The Cheshire Medical Center is planning a ten-month emergency room renovation that is set to begin in early May.
“The changes will allow for more comfort, more privacy, a better ability to monitor patients and more staff space, with everything located in a more logical manner,” Emergency Care Center Director, Amy Matthews, said.
According to Matthews, the city planning board approved renovations in January, which will involve changing the layout of the existing emergency room, while adding 2,400 square feet to the department. Matthews said currently, curtains are the only things separating half of the ER’s 24 treatment spaces. Matthews expanded on why this separation was a problem.
“There’s no privacy, there’s minimal infection control, there’s not very much space—which makes it loud and not very comforting to patients and family,” Matthews said.
Matthews added the new model will feature identical single-bedrooms that are designed to increase patient placement flexibility.
Vice President of Clinical and Support Services, Paul Pezone, also said the increase in mental health patients being treated in the ER was a reason for the change.
“We don’t have the most ideal layout to take good care of [mental health patients] and keep them segregated but in close proximity to the rest of the emergency department,” Pezone said.
Matthews said America’s growing dependence on computer work stations were other reasons a more spacious department was necessary. “We looked at national guidelines and realized that our square footage was not going to meet our needs, so we are doing a minor expansion in terms of space,” Matthews said.
Matthews reasoned that there have been, “growing pains and concerns” about the ER for several years, but said the hospital has made only minor adjustments in an attempt to find short-term solutions.
“You can only make so many temporary changes before you’re out of options, so we’ve really maximized the space we have,” Matthews said. Although both Pezone and Matthews insisted the changes were not the result of any specific events, the Keene Sentinel cited, “several violent incidents in recent years” may have been a factor in the renovation decisions.
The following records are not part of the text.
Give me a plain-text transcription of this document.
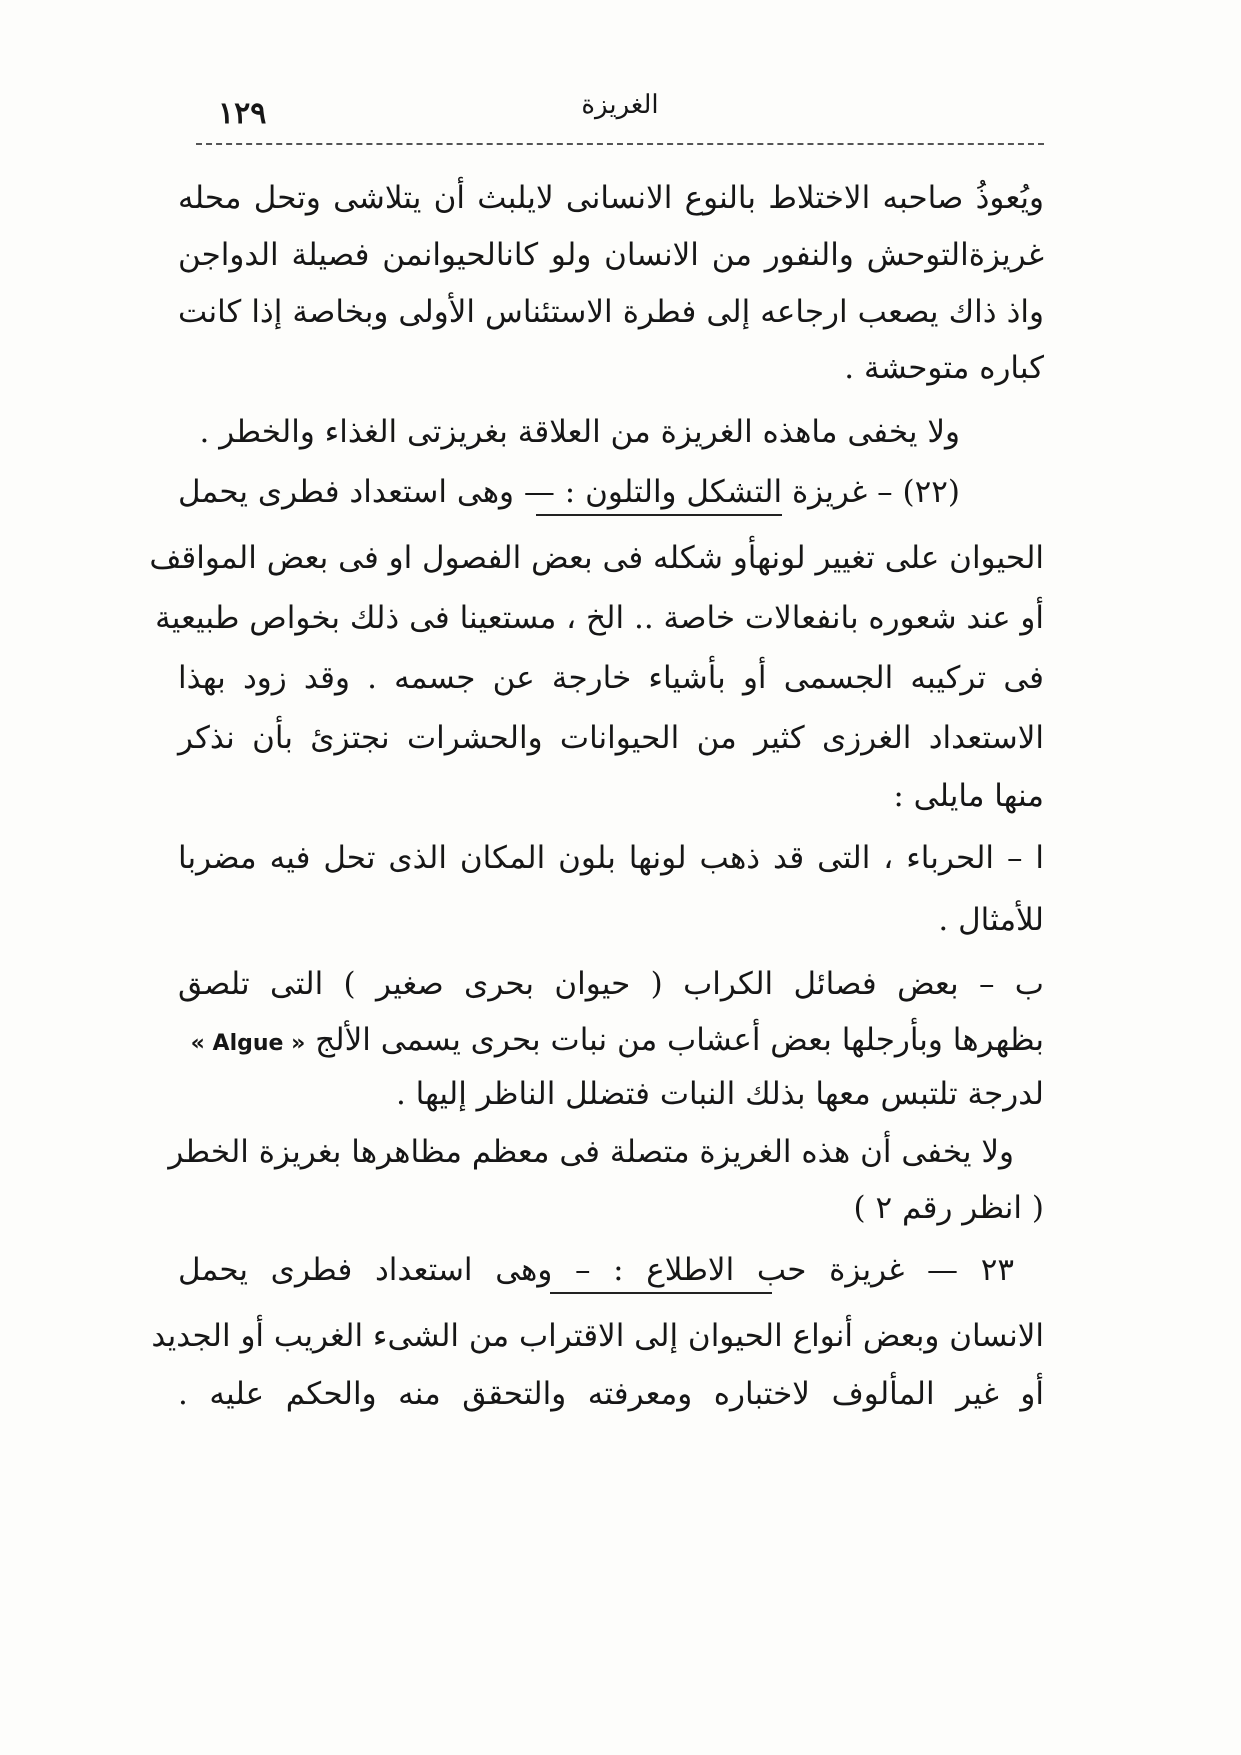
١٢٩	الغريزة
ويُعوذُ صاحبه الاختلاط بالنوع الانسانى لايلبث أن يتلاشى وتحل محله
غريزةالتوحش والنفور من الانسان ولو كانالحيوانمن فصيلة الدواجن
واذ ذاك يصعب ارجاعه إلى فطرة الاستئناس الأولى وبخاصة إذا كانت
كباره متوحشة .
ولا يخفى ماهذه الغريزة من العلاقة بغريزتى الغذاء والخطر .
(٢٢) – غريزة التشكل والتلون : — وهى استعداد فطرى يحمل
الحيوان على تغيير لونهأو شكله فى بعض الفصول او فى بعض المواقف
أو عند شعوره بانفعالات خاصة .. الخ ، مستعينا فى ذلك بخواص طبيعية
فى تركيبه الجسمى أو بأشياء خارجة عن جسمه . وقد زود بهذا
الاستعداد الغرزى كثير من الحيوانات والحشرات نجتزئ بأن نذكر
منها مايلى :
ا – الحرباء ، التى قد ذهب لونها بلون المكان الذى تحل فيه مضربا
للأمثال .
ب – بعض فصائل الكراب ( حيوان بحرى صغير ) التى تلصق
بظهرها وبأرجلها بعض أعشاب من نبات بحرى يسمى الألج « Algue »
لدرجة تلتبس معها بذلك النبات فتضلل الناظر إليها .
ولا يخفى أن هذه الغريزة متصلة فى معظم مظاهرها بغريزة الخطر
( انظر رقم ٢ )
٢٣ — غريزة حب الاطلاع : – وهى استعداد فطرى يحمل
الانسان وبعض أنواع الحيوان إلى الاقتراب من الشىء الغريب أو الجديد
أو غير المألوف لاختباره ومعرفته والتحقق منه والحكم عليه .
Matthews acknowledged working in the ER can be very stressful at times and sees a more open area as a way to alleviate some of that stress. The process of identifying problems with the ER and finding solutions has been a long one. Matthews explained various hospital staff has been meeting with a senior project management team nearly every week for the past ten months, trying to determine the best approach to the renovation.
“First we looked at, could we do it without a major renovation? Could we do something less comprehensive and less expensive?” Matthews explained, “We realized we really needed to do the right thing for our community, we had to do a major expansion.”
From there, they submitted an application detailing the renovation plans to the state, which had a committee tour the ER in January before approving. The last step is a public hearing in April that will allow citizens to scrutinize the plans and ask questions. Barring a major setback at the public hearing, construction will start less than a month later.
Director of Keene State College Health and Wellness, Christine Burke, said the school has a close relationship with Cheshire Medical Center and indicated the two communities interact nearly everyday in some form or another.
“We obviously refer students [to the ER] in any kind of emergency situation, or if they need any medical care that is beyond our scope,” Burke said.
Burke, who estimates that students are treated at Cheshire Medical Center nearly every day, said the school stands to benefit from the changes. “Anyone who stays there—that’s going to benefit them and our students are included in that,” Burke said.